Hybrid-DRG im Fokus: Digitaler apoTalk beleuchtet Chancen für Krankenhäuser

Online-Veranstaltung am 20. Mai 2026 zeigt Strategien für den Ausbau ambulanter OP-Strukturen
Mit der Ausweitung des Hybrid-DRG-Katalogs im Jahr 2026 rückt die Ambulantisierung stationärer Leistungen zunehmend in den Fokus der Krankenhausplanung. Vor diesem Hintergrund widmet sich der digitale apoTalk „Mehr ambulant wagen – Chancen nutzen mit der Hybrid-DRG“ den strategischen und operativen Herausforderungen für Kliniken. Die Online-Veranstaltung findet am 20. Mai 2026 ab 17:00 Uhr statt, Einlass ist ab 16:45 Uhr.

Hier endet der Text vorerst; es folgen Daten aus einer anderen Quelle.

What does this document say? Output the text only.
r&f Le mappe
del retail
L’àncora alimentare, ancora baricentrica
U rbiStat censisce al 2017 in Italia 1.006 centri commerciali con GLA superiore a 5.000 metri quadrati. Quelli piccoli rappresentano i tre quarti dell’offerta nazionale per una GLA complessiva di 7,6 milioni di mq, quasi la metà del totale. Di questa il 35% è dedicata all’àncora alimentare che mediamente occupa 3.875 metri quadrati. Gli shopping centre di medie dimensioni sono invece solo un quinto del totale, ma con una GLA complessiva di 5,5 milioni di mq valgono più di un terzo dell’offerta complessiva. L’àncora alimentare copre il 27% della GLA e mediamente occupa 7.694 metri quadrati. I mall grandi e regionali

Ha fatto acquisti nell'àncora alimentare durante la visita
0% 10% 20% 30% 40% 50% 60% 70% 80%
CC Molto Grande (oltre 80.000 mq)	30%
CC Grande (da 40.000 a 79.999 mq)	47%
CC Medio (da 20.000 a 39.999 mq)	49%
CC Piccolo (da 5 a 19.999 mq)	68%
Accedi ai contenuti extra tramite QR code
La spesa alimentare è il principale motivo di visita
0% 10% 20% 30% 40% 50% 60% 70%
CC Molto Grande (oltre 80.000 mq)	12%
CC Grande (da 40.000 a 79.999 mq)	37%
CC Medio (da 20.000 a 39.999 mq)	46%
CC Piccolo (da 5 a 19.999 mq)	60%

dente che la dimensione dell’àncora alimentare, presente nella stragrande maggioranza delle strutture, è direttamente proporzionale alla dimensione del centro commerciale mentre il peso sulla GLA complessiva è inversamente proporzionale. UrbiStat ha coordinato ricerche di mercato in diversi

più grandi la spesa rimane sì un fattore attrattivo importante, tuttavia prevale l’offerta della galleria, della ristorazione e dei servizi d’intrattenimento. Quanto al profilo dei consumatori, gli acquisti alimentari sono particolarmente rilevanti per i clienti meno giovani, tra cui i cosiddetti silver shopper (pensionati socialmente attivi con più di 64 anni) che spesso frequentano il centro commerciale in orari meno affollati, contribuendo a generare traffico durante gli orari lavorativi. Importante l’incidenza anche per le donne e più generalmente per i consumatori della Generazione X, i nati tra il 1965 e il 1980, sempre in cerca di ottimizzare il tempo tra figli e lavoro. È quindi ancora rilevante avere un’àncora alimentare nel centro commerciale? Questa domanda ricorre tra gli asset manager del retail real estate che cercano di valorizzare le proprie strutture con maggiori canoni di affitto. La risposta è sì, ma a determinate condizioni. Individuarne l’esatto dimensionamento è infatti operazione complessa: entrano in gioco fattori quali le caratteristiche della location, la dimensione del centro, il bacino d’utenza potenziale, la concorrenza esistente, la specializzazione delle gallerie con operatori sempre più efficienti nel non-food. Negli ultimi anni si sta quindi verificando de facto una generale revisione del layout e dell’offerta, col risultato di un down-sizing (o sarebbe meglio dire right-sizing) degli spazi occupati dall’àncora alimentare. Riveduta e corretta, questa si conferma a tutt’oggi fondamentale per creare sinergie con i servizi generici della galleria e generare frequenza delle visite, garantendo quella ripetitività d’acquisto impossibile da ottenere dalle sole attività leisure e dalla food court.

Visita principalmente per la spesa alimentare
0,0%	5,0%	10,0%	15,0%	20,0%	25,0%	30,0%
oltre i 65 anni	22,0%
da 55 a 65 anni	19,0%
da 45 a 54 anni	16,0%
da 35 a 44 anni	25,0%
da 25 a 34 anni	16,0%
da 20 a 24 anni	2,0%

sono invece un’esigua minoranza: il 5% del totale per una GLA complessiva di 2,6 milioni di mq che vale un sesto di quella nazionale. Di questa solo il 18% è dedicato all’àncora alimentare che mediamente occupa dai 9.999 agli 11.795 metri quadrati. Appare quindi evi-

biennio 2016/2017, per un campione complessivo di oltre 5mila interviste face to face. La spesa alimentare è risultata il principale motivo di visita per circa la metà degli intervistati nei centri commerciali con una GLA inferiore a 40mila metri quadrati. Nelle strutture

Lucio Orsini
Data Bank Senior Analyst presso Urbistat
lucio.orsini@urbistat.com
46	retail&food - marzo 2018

Im Zentrum des Formats steht die Frage, wie Krankenhäuser ihre Strukturen an die veränderten Rahmenbedingungen anpassen können. Die Hybrid-DRG-Systematik zielt darauf ab, ausgewählte Leistungen sektorengleich zu vergüten und damit Anreize für eine verstärkte ambulante Versorgung zu schaffen. Für Krankenhäuser bedeutet dies eine zunehmende Notwendigkeit, ambulante und stationäre Prozesse enger zu verzahnen.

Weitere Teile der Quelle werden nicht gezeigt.